Data access and persistence/storage layers are irresistibly natural places for caching. They're doing the I/Os, making them handy, easy place to insert caching. I daresay that almost every DAL or persistence layer will, as it matures, be given a caching function--if it isn't designed that way from the very start.
The problem is intent. DAL and persistence layers deal with relatively low-level constructs--for example, records, tables, rows, and blocks. They don't see the "business" or application-layer objects, or have much insight into how they're being used at higher levels. When they see a handful of rows or a dozen blocks being read or written, it's not clear that they represent. "The Jones account we're currently analyzing" doesn't look much different from "some basic taxation rate reference data the app needs just once, and to which it won't refer again." At this layer, data is data is data.
Caching at the DAL/persistence layer risk having the "cold" tax reference data sitting there, pointlessly occupying 12.2MB of cache and displacing some account information that will, in fact, be intensively used in just a minute.

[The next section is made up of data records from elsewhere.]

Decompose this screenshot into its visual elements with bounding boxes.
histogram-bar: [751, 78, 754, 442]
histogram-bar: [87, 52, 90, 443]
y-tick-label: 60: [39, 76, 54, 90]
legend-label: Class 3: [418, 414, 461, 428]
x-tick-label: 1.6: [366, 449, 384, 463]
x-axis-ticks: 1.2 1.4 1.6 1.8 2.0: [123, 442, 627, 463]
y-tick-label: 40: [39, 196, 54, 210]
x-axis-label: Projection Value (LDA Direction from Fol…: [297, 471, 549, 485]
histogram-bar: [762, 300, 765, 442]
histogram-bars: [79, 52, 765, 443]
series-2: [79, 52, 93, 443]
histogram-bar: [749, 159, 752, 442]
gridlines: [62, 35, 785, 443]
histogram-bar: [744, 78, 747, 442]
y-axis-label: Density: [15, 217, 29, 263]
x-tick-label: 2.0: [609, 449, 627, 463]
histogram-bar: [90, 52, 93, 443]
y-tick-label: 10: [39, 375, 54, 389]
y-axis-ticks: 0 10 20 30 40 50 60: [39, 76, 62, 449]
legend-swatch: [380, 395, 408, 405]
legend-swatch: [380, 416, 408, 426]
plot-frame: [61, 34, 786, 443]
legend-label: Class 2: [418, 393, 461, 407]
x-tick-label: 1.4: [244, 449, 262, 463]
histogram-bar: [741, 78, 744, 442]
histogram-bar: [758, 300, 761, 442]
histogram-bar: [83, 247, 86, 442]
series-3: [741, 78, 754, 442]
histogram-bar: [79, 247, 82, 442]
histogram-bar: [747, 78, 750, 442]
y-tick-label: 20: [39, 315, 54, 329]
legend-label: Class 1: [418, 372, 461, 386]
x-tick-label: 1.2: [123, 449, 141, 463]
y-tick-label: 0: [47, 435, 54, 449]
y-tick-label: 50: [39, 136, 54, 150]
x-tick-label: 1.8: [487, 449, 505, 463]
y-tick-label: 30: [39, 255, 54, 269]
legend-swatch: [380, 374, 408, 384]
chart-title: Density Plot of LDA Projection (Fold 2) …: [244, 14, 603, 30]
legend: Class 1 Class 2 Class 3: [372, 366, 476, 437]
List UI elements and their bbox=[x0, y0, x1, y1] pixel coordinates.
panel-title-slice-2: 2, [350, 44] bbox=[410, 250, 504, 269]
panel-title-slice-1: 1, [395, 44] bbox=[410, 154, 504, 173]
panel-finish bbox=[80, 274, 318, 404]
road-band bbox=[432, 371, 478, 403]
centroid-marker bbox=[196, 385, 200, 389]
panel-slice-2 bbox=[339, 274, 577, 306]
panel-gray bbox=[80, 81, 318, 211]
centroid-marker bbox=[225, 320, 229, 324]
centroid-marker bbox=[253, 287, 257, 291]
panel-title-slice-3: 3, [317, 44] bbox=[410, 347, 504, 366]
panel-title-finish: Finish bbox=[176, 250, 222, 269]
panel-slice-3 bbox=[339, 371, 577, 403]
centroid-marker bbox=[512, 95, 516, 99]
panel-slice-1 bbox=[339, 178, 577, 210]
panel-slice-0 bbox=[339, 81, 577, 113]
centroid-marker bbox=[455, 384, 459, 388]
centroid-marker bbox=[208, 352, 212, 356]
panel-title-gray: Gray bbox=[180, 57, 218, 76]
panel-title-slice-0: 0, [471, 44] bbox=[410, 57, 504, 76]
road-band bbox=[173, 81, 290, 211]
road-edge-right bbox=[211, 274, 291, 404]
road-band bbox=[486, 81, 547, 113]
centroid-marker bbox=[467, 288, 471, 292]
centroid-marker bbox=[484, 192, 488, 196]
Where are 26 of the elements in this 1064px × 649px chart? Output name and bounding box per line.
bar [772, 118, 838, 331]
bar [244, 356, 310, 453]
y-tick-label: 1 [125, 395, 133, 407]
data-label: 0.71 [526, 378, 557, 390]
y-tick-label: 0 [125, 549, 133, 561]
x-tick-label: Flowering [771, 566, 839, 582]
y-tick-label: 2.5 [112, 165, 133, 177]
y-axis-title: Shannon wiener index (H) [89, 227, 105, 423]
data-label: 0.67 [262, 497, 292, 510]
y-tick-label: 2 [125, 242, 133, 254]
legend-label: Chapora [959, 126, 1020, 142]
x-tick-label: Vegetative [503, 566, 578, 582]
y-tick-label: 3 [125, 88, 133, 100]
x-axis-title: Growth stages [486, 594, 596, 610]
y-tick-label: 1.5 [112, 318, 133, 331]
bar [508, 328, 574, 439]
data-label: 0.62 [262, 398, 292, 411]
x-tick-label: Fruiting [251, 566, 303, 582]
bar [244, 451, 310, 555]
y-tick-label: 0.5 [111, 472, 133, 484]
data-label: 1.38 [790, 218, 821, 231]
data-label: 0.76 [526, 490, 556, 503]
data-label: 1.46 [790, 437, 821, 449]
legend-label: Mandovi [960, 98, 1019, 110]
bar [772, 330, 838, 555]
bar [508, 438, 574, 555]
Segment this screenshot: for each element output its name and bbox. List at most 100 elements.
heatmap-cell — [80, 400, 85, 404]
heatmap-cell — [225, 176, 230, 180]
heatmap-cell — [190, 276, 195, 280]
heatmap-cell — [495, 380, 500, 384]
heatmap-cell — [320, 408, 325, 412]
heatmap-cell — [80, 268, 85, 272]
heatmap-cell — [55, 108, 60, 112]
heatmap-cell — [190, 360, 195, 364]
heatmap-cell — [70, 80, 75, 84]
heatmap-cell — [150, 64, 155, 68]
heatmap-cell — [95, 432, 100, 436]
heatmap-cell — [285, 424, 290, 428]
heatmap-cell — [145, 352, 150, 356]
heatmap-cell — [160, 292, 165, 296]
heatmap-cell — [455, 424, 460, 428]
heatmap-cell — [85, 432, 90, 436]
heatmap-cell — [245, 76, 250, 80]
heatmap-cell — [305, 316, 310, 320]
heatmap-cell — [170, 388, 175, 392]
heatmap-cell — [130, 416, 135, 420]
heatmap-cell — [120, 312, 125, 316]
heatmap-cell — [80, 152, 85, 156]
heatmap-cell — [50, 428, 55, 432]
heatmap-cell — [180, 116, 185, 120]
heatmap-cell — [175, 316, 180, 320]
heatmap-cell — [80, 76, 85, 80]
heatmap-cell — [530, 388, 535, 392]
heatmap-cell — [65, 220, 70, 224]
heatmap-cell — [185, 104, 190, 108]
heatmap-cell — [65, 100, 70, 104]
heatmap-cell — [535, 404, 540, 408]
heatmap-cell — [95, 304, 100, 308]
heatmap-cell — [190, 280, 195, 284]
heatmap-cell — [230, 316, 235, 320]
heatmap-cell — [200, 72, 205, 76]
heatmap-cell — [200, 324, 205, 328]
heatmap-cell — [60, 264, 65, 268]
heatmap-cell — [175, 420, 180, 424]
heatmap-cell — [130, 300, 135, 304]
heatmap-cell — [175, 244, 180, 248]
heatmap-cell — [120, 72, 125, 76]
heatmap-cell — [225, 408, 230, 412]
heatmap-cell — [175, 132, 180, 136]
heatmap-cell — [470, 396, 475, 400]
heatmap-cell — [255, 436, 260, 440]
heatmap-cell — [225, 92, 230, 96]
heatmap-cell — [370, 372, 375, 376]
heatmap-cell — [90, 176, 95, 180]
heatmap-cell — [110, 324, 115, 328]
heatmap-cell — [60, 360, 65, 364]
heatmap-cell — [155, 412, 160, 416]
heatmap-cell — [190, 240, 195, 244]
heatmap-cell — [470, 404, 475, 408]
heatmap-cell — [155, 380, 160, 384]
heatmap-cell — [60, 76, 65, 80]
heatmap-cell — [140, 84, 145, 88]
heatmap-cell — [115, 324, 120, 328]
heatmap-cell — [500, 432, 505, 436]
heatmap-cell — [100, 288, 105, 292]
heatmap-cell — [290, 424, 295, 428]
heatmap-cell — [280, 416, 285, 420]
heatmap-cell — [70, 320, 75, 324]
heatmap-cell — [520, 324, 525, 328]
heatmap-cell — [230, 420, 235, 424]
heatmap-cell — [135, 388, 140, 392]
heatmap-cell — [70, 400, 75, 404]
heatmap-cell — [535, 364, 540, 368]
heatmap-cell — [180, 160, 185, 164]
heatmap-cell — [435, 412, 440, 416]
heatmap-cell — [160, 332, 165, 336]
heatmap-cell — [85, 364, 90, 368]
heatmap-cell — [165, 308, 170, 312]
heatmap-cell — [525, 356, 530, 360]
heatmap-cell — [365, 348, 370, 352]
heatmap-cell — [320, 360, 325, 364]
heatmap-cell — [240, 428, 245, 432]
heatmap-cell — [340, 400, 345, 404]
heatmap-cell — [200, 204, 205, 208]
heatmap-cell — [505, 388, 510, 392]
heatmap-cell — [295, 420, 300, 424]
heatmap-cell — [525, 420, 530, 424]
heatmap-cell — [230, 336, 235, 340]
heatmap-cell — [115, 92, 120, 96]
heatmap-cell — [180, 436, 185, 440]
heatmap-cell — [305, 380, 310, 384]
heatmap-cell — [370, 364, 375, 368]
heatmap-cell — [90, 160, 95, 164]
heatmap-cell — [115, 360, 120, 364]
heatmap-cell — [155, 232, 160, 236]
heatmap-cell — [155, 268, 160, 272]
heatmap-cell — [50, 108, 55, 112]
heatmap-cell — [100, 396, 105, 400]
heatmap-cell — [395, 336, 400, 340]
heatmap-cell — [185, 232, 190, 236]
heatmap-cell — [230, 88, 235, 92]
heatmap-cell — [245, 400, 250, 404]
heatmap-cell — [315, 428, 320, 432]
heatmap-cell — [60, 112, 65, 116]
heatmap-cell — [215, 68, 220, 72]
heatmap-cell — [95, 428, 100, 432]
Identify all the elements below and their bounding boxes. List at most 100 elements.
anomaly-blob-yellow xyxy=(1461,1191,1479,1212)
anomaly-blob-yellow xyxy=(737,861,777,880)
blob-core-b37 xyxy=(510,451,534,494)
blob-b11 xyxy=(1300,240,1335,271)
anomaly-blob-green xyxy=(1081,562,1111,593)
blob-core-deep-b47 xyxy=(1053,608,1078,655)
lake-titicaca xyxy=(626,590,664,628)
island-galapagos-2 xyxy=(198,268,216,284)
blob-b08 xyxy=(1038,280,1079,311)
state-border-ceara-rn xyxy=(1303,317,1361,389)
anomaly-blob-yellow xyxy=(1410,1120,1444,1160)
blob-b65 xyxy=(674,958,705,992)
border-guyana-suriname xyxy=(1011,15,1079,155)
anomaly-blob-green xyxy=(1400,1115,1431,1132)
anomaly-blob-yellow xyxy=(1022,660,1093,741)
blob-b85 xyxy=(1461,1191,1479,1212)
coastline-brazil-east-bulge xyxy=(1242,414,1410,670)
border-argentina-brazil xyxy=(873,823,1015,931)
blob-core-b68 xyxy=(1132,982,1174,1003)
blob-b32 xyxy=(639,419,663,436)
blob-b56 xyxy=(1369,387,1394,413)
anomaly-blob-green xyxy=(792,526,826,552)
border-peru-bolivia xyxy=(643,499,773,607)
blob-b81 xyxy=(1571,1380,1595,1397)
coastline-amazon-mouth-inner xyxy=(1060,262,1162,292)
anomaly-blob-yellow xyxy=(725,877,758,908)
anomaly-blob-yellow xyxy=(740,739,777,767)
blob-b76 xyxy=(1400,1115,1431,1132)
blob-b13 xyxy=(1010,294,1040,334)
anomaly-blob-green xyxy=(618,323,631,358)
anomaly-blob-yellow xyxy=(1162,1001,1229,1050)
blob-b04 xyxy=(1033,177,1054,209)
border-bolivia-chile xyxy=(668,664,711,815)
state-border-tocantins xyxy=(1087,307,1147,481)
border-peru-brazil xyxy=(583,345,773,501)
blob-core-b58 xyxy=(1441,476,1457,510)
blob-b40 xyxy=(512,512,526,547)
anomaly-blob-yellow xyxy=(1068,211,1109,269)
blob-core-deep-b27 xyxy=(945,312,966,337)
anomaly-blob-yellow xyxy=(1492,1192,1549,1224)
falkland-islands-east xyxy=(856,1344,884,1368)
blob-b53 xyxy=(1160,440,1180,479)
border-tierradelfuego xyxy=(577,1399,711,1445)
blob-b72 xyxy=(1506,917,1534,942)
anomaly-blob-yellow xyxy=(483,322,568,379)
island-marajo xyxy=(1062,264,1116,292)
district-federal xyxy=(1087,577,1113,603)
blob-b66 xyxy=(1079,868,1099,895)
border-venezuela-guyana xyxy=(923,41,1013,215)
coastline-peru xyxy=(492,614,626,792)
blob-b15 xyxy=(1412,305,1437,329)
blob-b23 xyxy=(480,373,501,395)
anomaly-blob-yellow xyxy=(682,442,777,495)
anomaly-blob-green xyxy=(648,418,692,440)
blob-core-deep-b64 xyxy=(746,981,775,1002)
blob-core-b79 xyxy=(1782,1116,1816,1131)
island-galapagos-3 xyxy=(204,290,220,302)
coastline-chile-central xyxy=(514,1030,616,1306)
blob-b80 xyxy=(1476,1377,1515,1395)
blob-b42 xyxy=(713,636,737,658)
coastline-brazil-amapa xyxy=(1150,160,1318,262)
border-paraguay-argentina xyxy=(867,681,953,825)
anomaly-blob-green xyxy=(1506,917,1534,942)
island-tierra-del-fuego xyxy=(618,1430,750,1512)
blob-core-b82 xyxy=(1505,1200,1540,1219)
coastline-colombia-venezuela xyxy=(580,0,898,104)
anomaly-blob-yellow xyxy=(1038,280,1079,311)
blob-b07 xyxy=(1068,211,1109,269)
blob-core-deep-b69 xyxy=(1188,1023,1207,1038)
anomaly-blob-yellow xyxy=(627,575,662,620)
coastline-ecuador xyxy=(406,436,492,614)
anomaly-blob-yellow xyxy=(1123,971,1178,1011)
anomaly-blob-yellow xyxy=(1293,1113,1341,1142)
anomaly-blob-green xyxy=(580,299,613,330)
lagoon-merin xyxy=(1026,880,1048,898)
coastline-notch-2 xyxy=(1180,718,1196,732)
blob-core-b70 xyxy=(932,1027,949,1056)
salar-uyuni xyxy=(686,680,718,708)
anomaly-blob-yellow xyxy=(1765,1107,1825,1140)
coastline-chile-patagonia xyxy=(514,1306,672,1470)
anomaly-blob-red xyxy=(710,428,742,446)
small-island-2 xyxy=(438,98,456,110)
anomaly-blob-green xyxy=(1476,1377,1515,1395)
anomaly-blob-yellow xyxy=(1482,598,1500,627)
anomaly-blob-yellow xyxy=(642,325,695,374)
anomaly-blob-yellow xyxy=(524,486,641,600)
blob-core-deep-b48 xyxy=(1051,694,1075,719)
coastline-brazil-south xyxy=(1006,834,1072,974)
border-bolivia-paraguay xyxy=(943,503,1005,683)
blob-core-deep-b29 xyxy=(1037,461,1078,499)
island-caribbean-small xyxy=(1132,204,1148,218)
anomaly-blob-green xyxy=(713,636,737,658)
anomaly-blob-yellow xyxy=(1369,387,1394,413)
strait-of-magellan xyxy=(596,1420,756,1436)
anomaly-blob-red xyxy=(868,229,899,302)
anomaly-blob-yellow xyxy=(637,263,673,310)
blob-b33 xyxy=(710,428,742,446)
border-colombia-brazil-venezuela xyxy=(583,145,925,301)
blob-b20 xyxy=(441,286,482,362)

Even the best cache managers are dealing with scant knowledge of the higher level data structures and connections, and little insight as to what operations are coming soon, so they fall back to guesstimation algorithms.
In contrast, application- or business-layer caching isn't nearly so neat. It requires inserting cache management operations or hints in the middle of other business logic, which makes the business code more complex. But the tradeoff is: Having more knowledge of how macro-level data is structured and what operations are coming up, it has a much better opportunity to approximate optimal ("clairvoyant" or "Bélády Min") caching efficiency.
Whether inserting cache management responsibility into business/application code makes sense is a judgment call, and will vary by applications. In many cases, while it's known that DAL/persistence layers won't get it "perfectly right," the tradeoff is that they can do a pretty good job, that they do so in an architecturally "clean" and much more intensively testable way, and that low-level catching avoids increasing the complexity of business/app code.
Lower complexity encourages higher correctness and reliability, and faster time-to-market. That is often considered a great tradeoff--less perfect caching, but better-quality, more timely business code.